1University of Cologne, Institute of Geology and Mineralogy, Cologne, Germany
2Russian Academy of Sciences, Northeast Interdisciplinary Scientific Research Institute, Magadan, Russia
3Helmholtz Centre Potsdam, GFZ German Research Centre for Geosciences, Potsdam, Germany
4University of Massachusetts, Department of Geosciences, USA
Abstract. The 3.6 Ma sediment record of Lake El'gygytgyn, Far East Russian Arctic, represents the longest continuous climate archive of the terrestrial Arctic. Its elemental composition monitored by X-ray fluorescence scanning exhibits significant changes since the Mid-Pliocene caused by climate driven variations in the primary production, postsedimentary diagenetic processes, and current activity in the lake as well as weathering processes in its catchment.
During the Mid to Late Pliocene, warmer and wetter climatic conditions are reflected by elevated Si / Ti ratios, indicating enhanced diatom production in the lake. Prior to 3.3 Ma, this signal is highly masked by intensified detrital input from the catchment, visible in maxima of clastic-related proxies such as the K concentration. In addition, calcite formation in the early lake history points to enhanced nutrient flux into the lake caused by intensified weathering in its catchment. Its termination at ca. 3.3 Ma is supposed to be linked to the development of permafrost in the region triggered by a first cooling in the Mid-Pliocene.
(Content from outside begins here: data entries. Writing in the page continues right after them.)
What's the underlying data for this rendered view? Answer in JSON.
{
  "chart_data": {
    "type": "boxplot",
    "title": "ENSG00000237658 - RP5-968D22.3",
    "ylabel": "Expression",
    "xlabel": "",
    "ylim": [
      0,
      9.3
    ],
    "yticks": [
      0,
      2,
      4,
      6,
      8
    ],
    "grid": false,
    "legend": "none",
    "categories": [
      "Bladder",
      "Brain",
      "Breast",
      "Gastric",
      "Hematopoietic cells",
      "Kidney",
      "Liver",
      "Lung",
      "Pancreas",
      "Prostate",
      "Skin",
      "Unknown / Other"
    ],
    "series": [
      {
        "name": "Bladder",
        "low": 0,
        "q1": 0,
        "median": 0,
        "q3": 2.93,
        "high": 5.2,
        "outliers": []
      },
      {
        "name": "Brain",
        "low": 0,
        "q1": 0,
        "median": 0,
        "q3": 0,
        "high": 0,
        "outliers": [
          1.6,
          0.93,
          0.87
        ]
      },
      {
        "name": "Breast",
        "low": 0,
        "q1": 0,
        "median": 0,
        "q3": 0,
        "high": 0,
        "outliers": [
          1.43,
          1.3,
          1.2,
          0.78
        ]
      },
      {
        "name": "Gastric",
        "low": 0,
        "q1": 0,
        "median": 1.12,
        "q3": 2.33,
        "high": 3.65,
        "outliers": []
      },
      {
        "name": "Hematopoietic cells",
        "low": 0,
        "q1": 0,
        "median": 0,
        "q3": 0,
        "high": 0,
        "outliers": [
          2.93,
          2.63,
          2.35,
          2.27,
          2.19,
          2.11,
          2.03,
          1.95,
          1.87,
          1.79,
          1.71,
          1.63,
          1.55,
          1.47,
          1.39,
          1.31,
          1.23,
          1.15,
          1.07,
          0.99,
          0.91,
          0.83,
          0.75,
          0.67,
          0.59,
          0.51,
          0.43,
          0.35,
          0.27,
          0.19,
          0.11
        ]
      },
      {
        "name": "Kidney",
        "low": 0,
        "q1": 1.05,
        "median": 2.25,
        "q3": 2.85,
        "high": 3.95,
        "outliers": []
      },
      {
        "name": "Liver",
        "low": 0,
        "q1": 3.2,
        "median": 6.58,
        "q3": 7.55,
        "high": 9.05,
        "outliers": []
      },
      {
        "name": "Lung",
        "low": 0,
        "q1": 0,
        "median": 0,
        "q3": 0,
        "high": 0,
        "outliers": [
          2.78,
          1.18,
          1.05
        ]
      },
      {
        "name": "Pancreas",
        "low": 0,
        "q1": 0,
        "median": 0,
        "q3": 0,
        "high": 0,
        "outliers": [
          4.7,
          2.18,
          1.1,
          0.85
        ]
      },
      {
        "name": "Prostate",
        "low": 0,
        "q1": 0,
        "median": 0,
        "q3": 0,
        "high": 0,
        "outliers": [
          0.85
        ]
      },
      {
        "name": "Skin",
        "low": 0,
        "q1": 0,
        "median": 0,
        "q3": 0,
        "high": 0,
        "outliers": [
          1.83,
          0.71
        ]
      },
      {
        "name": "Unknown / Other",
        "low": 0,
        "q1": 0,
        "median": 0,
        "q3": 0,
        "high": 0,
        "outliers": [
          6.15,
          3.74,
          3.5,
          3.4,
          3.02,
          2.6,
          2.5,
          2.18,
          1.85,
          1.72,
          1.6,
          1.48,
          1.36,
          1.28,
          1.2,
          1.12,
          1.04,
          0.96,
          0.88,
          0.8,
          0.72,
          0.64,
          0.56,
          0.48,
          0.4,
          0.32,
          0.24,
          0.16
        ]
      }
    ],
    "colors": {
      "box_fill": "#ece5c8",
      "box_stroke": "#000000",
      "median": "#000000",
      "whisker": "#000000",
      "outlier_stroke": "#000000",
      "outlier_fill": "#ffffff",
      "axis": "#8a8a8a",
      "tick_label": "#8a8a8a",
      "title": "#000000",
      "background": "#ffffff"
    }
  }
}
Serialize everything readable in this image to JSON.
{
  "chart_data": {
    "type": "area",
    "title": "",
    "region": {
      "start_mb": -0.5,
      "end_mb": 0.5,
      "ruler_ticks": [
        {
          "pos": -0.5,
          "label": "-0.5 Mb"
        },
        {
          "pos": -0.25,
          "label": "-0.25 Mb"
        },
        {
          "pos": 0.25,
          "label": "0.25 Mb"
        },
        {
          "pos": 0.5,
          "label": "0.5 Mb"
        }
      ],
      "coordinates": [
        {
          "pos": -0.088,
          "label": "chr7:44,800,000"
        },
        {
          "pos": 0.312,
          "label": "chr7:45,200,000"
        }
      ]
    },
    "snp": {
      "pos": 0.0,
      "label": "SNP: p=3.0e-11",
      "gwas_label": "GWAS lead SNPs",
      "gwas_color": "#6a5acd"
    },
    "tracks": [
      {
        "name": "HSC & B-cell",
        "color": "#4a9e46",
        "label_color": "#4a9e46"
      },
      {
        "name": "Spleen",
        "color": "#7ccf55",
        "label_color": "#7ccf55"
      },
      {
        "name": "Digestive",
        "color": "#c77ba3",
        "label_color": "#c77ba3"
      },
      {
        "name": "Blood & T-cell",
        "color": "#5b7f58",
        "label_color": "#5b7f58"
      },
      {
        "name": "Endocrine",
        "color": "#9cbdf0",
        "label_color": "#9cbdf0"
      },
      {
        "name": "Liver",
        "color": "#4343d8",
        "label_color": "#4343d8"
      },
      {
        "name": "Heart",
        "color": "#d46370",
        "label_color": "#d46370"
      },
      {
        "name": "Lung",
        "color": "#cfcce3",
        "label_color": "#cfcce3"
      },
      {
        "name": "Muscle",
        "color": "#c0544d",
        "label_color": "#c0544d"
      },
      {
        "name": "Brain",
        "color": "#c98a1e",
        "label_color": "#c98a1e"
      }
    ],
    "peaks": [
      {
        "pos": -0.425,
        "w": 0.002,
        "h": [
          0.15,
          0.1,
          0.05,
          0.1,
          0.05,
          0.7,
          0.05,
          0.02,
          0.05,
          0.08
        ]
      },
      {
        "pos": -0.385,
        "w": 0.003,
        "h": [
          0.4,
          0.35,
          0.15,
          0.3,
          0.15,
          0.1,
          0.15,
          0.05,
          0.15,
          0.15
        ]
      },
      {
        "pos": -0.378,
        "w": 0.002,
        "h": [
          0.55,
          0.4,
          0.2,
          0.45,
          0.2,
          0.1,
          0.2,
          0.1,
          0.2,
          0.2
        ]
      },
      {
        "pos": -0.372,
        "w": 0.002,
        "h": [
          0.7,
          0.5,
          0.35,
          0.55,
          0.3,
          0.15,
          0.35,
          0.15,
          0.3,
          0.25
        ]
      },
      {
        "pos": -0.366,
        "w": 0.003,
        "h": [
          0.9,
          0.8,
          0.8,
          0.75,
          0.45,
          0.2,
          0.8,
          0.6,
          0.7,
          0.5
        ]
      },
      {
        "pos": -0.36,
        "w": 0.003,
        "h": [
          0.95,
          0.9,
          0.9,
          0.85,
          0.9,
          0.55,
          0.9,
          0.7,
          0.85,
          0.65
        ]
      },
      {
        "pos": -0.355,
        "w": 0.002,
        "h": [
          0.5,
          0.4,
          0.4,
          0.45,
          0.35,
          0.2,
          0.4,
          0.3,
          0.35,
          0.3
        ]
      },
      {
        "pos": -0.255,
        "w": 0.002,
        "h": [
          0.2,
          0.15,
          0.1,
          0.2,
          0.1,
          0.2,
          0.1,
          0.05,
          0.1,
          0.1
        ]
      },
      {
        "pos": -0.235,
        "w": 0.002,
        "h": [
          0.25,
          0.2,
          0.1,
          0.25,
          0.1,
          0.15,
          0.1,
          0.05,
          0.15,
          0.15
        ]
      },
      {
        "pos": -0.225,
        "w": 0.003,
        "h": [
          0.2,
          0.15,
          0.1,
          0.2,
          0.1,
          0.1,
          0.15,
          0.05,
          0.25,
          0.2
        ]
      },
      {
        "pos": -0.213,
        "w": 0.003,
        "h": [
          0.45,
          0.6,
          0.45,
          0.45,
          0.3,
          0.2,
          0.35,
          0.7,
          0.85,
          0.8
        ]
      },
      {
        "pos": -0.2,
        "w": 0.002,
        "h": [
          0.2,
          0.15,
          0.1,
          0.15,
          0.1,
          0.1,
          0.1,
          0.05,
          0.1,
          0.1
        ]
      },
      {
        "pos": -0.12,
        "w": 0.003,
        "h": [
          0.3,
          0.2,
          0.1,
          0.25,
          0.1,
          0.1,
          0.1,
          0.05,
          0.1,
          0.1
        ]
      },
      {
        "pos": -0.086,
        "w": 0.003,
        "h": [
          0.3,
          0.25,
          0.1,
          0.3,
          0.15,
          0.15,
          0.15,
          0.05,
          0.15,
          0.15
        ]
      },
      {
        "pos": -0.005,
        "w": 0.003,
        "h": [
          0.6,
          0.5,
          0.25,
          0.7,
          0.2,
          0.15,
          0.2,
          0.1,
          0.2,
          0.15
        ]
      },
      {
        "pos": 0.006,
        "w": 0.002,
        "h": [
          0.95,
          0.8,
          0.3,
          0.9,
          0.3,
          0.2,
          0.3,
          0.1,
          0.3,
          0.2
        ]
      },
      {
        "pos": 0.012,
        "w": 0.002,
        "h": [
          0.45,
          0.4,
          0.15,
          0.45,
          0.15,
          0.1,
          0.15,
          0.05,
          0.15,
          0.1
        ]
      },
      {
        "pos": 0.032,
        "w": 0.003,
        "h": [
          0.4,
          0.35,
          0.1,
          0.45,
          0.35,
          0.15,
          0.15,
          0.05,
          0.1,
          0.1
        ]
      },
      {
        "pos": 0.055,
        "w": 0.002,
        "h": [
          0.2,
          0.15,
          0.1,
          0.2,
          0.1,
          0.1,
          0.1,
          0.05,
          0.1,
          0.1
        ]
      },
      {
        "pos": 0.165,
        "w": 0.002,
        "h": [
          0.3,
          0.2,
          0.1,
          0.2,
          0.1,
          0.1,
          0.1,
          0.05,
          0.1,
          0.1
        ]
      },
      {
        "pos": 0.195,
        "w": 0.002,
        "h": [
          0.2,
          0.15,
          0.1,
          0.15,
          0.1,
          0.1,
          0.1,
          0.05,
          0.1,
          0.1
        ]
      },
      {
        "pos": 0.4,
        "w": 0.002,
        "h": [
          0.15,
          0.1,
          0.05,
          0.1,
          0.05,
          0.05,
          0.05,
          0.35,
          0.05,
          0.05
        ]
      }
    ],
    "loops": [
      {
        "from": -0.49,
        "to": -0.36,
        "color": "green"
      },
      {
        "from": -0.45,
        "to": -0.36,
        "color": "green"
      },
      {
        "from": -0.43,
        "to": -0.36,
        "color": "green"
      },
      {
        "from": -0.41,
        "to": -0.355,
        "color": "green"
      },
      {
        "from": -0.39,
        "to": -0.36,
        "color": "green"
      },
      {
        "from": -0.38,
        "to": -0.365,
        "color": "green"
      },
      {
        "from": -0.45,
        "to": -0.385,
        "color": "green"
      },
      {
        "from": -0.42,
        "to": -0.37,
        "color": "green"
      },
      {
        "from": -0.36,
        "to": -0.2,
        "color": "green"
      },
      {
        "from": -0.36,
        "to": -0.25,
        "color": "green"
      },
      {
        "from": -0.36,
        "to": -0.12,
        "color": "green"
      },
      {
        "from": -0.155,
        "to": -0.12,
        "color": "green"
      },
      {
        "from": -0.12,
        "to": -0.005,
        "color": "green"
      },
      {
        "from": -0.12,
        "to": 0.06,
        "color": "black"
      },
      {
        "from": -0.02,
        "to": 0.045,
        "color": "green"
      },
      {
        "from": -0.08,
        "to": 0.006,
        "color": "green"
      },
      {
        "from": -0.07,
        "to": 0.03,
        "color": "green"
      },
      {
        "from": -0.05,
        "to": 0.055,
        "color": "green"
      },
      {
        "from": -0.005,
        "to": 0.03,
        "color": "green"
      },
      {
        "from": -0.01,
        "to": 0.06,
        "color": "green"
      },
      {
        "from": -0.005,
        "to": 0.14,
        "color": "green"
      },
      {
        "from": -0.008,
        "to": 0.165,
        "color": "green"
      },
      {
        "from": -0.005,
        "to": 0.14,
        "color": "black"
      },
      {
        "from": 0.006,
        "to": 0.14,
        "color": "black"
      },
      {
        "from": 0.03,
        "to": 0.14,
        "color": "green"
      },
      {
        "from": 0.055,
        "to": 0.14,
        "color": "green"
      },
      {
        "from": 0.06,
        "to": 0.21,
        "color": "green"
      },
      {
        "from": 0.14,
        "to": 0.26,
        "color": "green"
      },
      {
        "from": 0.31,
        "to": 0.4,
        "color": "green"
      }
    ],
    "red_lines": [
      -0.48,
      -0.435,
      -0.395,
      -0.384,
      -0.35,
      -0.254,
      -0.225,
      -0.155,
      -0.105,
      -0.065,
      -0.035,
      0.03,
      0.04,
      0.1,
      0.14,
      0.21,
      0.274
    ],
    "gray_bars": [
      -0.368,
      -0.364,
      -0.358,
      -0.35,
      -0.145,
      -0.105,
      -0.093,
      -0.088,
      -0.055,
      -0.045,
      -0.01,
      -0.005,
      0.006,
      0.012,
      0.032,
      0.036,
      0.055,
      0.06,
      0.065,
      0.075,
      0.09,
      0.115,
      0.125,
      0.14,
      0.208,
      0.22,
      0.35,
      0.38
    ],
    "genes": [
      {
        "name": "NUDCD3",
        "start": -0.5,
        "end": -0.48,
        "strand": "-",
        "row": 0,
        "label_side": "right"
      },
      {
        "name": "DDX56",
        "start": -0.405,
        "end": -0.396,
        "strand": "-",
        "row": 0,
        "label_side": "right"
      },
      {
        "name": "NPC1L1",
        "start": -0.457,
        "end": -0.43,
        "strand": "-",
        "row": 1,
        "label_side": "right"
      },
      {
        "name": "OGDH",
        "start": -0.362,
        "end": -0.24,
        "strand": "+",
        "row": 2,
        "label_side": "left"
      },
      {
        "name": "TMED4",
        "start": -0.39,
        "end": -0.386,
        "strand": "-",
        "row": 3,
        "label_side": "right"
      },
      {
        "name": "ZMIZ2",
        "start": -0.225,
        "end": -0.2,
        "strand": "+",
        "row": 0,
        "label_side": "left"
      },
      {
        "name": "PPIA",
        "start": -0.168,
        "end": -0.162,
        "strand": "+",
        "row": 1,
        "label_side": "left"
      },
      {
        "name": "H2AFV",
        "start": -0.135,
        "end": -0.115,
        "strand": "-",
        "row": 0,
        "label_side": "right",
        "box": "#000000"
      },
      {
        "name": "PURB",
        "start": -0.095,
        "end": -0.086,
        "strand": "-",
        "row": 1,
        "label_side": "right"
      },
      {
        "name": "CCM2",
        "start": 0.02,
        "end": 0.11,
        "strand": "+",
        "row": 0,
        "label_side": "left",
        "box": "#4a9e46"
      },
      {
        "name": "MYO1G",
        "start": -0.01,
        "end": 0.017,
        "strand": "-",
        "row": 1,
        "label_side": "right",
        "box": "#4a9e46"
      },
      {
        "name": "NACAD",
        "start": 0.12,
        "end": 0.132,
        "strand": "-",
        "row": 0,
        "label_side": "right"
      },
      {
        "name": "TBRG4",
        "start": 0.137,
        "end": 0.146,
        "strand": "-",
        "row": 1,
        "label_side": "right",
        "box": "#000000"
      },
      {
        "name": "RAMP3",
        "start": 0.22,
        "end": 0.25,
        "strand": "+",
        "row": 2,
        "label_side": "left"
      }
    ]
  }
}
After ca. 3.0 Ma the elemental data suggest a gradual transition to Quaternary-style glacial / interglacial cyclicity. In the early Pleistocene, the cyclicity was first dominated by variations on the 41 ka obliquity band but experienced a change to a 100 ka eccentricity dominance after the Middle Pleistocene Transition at ca. 1.2 to 0.7 Ma. This clearly demonstrates the sensitivity of the Lake El'gygytgyn record to orbital forcing.
A successive decrease of the baseline-levels of the redox-sensitive Mn / Fe ratio and magnetic susceptibility between 2.3 to 1.8 Ma reflects an overall change in the bottom water oxygenation due to an intensified occurrence of pervasive glacial episodes in the early Quaternary. The coincidence with major changes in the North Pacific and Bering Sea paleoceanography at ca. 1.8 Ma implies that the change in lake hydrology was caused by regional cooling and/or changes in the ocean-land moisture transport. Further rising TOC and TN values after ca. 1.6 Ma are attributed to a progressive intensification of the glacial intensity.
In the course of the Quaternary glacial/interglacial sequence eight so-called "super-interglacials" occur. Their exceptional warm conditions are reflected by extreme Si / Ti peaks accompanied by lows in Ti, K, and Fe, thus indicating an extraordinary high lake productivity.